Weintraub’s performance nails the genial humility that makes Tony sympathetic and heartbreaking in his long-distance pursuit of his beloved, even after he dupes her into marriage with a photo of studly farmhand Joey (Robert Standley). When he beams, his endearingly ethnically mangled grammar, “I don’t know why I’m-a so lucky fella” at the prospect of their new life together, we can feel sledgehammer of irony descend. In song, however, Weintraub lacks the range and wind for the role’s quasi-operatic ambitions.

Scarms’ superb singing voice gives the production its musical heft, along with Rosabella’s requisite vulnerability and pathos. Amid a dead-end life where “gettin’ took out is more like gettin’ took,” Scarms makes understandable and human the girl’s desperation in marrying her anonymous suitor as well as her disillusionment and one-night stand with Joey after learning the truth. While the role of Joey offers possibilities for complexity and conflict, Standley opts for a superficial agreeable lug. Secondary leads Maria Lay and Matt Lutz are serviceable.

Director Gary Leeds’ struggle to squeeze a big show onto the venue’s intimate stage meets with only partial success. The nicely detailed rustic set clashes with a cartoonish painted vineyard backdrop. Dual piano orchestration accompanies a constrained chorus that barely avoid collisions in the ensemble numbers. Still, it’s a respectable effort that charms at times.

-- P.B.

“The Most Happy Fella,” Crossley Terrace Theatre, 1760 N. Gower St., Hollywood. 8 p.m. Thursdays through Saturdays, 2:30 p.m. Sundays. Ends Nov. 14. $27. (323) 462-8460. Running time: 2 hours, 40 minutes.

*

The conspiracies are boiling over

Early in “Liberty Injustice” at the Lex, a character announces that we are watching “agitprop.” That’s a fancy label for this unsavory blend of melodrama, polemic and conspiracy theory as overblown as it is underdeveloped.
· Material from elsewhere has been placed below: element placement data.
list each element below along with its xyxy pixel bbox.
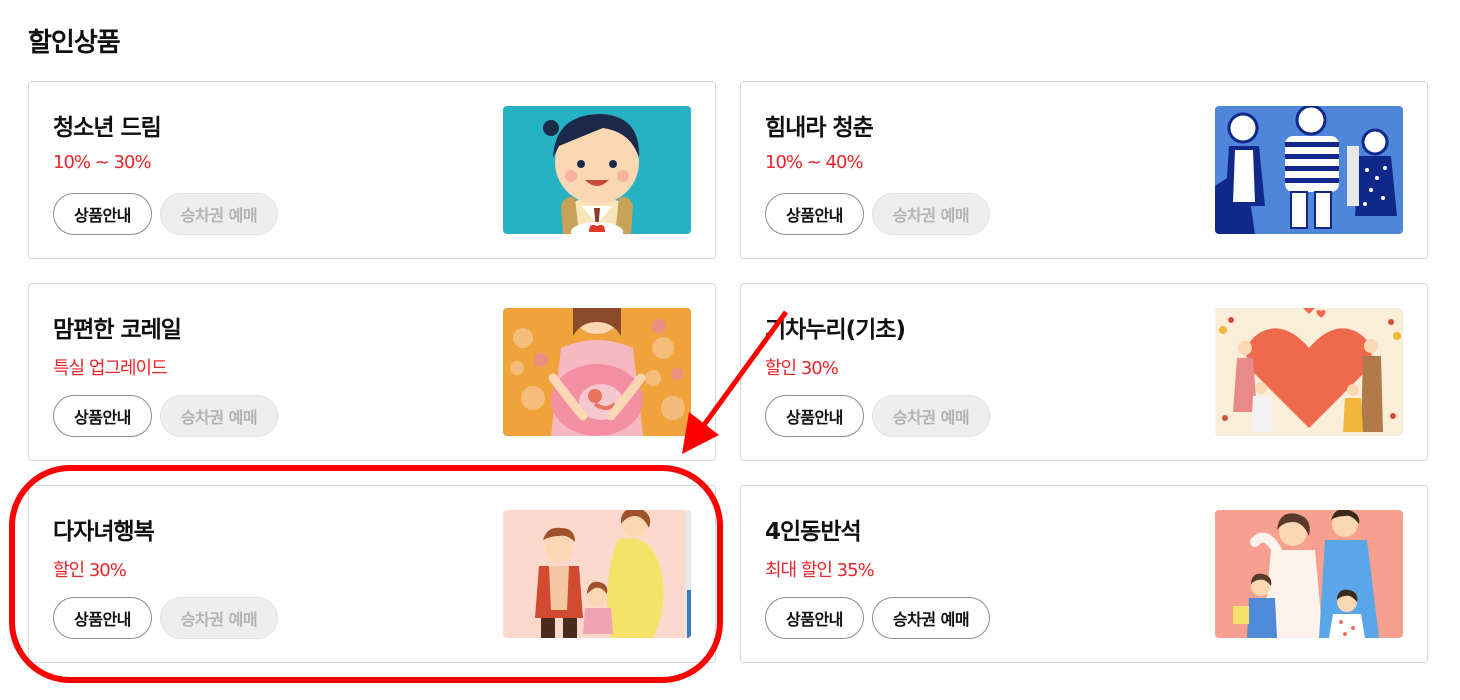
card-title: 4인동반석 <box>765 519 862 545</box>
heart-family-illustration <box>1215 308 1403 436</box>
teen-illustration <box>503 106 691 234</box>
discount-card-teen-dream: 청소년 드림 10% ~ 30% 상품안내 승차권 예매 <box>28 81 716 259</box>
ticket-booking-button[interactable]: 승차권 예매 <box>871 597 991 639</box>
ticket-booking-button[interactable]: 승차권 예매 <box>159 395 279 437</box>
card-title: 힘내라 청춘 <box>765 115 874 141</box>
ticket-booking-button[interactable]: 승차권 예매 <box>159 597 279 639</box>
pregnant-mother-illustration <box>503 308 691 436</box>
product-info-button[interactable]: 상품안내 <box>765 395 864 437</box>
product-info-button[interactable]: 상품안내 <box>765 193 864 235</box>
card-title: 기차누리(기초) <box>765 317 906 343</box>
family-of-four-illustration <box>1215 510 1403 638</box>
card-discount: 10% ~ 30% <box>53 152 152 173</box>
card-discount: 할인 30% <box>765 358 839 379</box>
ticket-booking-button[interactable]: 승차권 예매 <box>871 193 991 235</box>
discount-card-multi-child-happiness: 다자녀행복 할인 30% 상품안내 승차권 예매 <box>28 485 716 663</box>
multi-child-family-illustration <box>503 510 691 638</box>
discount-card-cheer-up-youth: 힘내라 청춘 10% ~ 40% 상품안내 승차권 예매 <box>740 81 1428 259</box>
discount-card-family-of-four-seats: 4인동반석 최대 할인 35% 상품안내 승차권 예매 <box>740 485 1428 663</box>
product-info-button[interactable]: 상품안내 <box>765 597 864 639</box>
product-info-button[interactable]: 상품안내 <box>53 395 152 437</box>
section-title: 할인상품 <box>28 28 121 58</box>
ticket-booking-button[interactable]: 승차권 예매 <box>159 193 279 235</box>
discount-card-mom-korail: 맘편한 코레일 특실 업그레이드 상품안내 승차권 예매 <box>28 283 716 461</box>
product-info-button[interactable]: 상품안내 <box>53 597 152 639</box>
card-discount: 특실 업그레이드 <box>53 358 168 379</box>
card-title: 다자녀행복 <box>53 519 155 545</box>
product-info-button[interactable]: 상품안내 <box>53 193 152 235</box>
discount-card-train-nuri: 기차누리(기초) 할인 30% 상품안내 승차권 예매 <box>740 283 1428 461</box>
card-discount: 최대 할인 35% <box>765 560 875 581</box>
card-discount: 10% ~ 40% <box>765 152 864 173</box>
youth-group-illustration <box>1215 106 1403 234</box>
card-title: 청소년 드림 <box>53 115 162 141</box>
card-discount: 할인 30% <box>53 560 127 581</box>
ticket-booking-button[interactable]: 승차권 예매 <box>871 395 991 437</box>
card-title: 맘편한 코레일 <box>53 317 182 343</box>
The play’s main plot concerns Ellen Dahlstrom (Tony nominee Jonelle Allen, wasted here), a fiery liberal attorney at odds with the “establishment.” When Ellen agrees to defend a suspected terrorist, she winds up in jail -- only the beginning of her travails.

Advertisement

That’s the gist, but playwright W. Colin McKay and director Anthony Barnao are actually out to Bush-bash with a vengeance. At intervals, a jovial “Greeter” (Adam Kaiz), a sort of propagandistic jester, bounces out to address the audience, citing dire statistics that cast Bush et al. in a decidedly nasty light. To lend to the atmosphere of theater verite, audience plants -- a Vietnam vet, a die-hard Republican, etc. -- deliver impassioned opinions.
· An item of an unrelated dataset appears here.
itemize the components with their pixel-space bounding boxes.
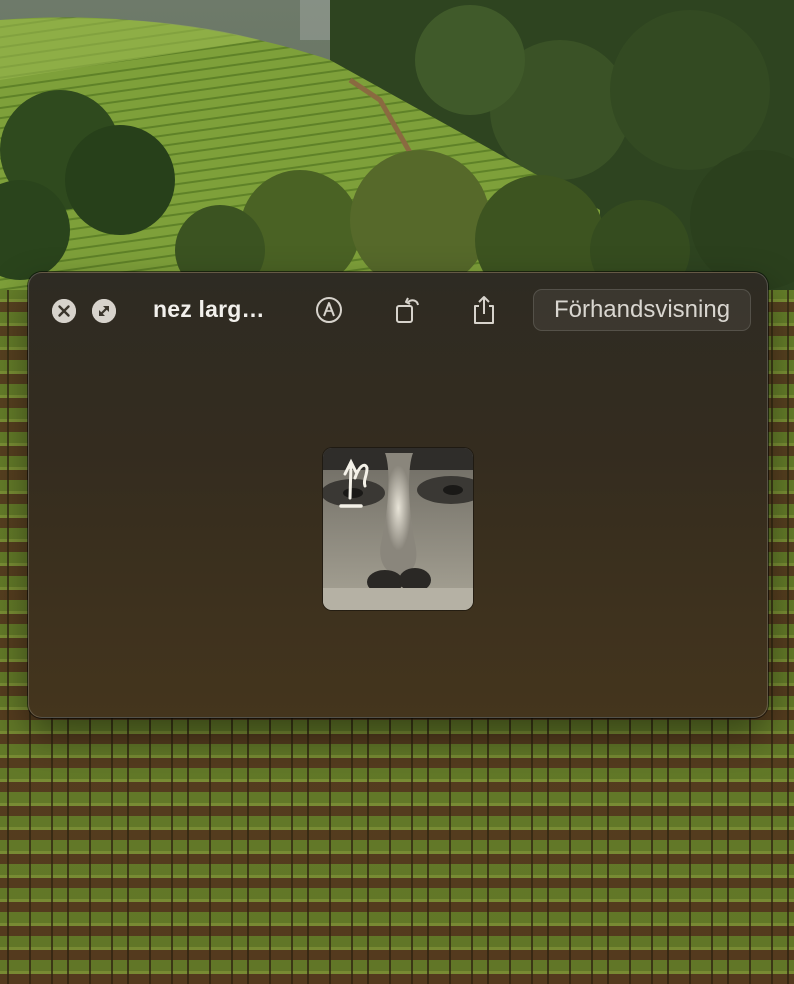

Barnao’s histrionic staging emphasizes rather than downplays the material’s lurid nature. The actors, perhaps smelling a flop, tend to overcompensate.
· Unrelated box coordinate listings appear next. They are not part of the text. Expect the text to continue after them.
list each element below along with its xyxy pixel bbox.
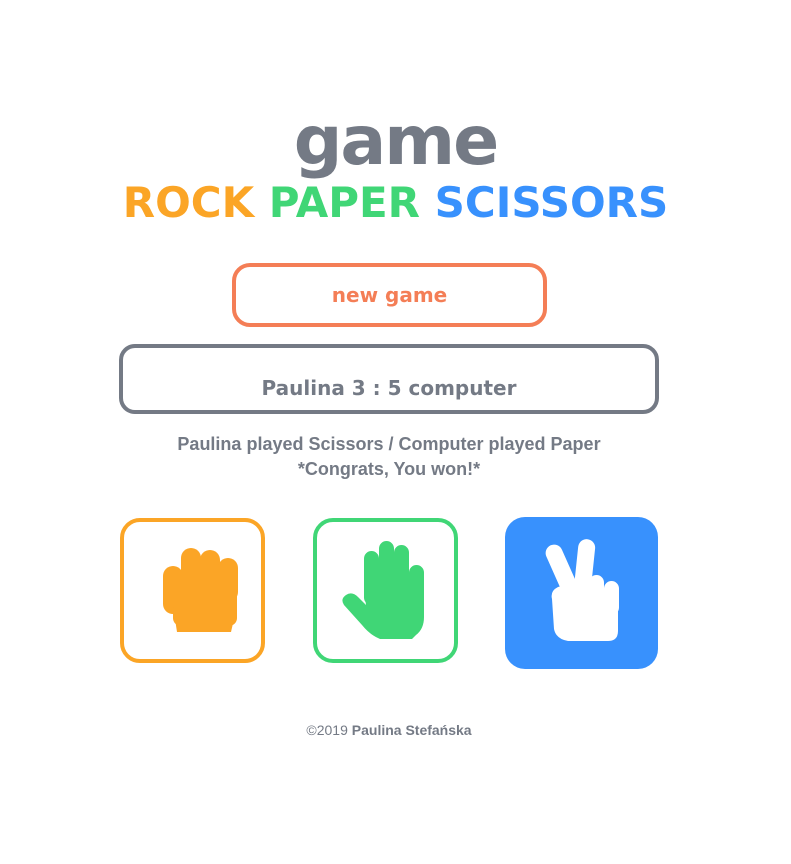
scissors-button[interactable] xyxy=(505,517,658,669)
game-subtitle: ROCK PAPER SCISSORS xyxy=(0,178,791,228)
round-result: Paulina played Scissors / Computer playe… xyxy=(177,434,601,454)
subtitle-paper: PAPER xyxy=(268,178,421,227)
footer: ©2019 Paulina Stefańska xyxy=(0,722,778,738)
copyright: ©2019 xyxy=(306,722,348,738)
victory-hand-icon xyxy=(545,539,619,641)
open-hand-icon xyxy=(341,540,424,639)
scoreboard: Paulina 3 : 5 computer xyxy=(119,344,659,414)
rock-button[interactable] xyxy=(120,518,265,663)
subtitle-rock: ROCK xyxy=(122,178,255,227)
subtitle-scissors: SCISSORS xyxy=(434,178,669,227)
new-game-button[interactable]: new game xyxy=(232,263,547,327)
score-text: Paulina 3 : 5 computer xyxy=(261,375,517,400)
win-message: *Congrats, You won!* xyxy=(297,459,481,479)
game-title: game xyxy=(293,102,500,181)
footer-author: Paulina Stefańska xyxy=(351,722,472,738)
fist-icon xyxy=(162,547,238,632)
paper-button[interactable] xyxy=(313,518,458,663)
Maybe McKay simply wanted to rally support for John Kerry before election day. Whatever his intentions, he ludicrously overstates his case. Insinuations that Bush somehow colluded in several murders seem fear-mongering of the most abject nature.

Whether you’re a committed conservative or a die-hard liberal, you are likely to be put off not only by the play’s unreasoning zealotry but by its turgid presentation.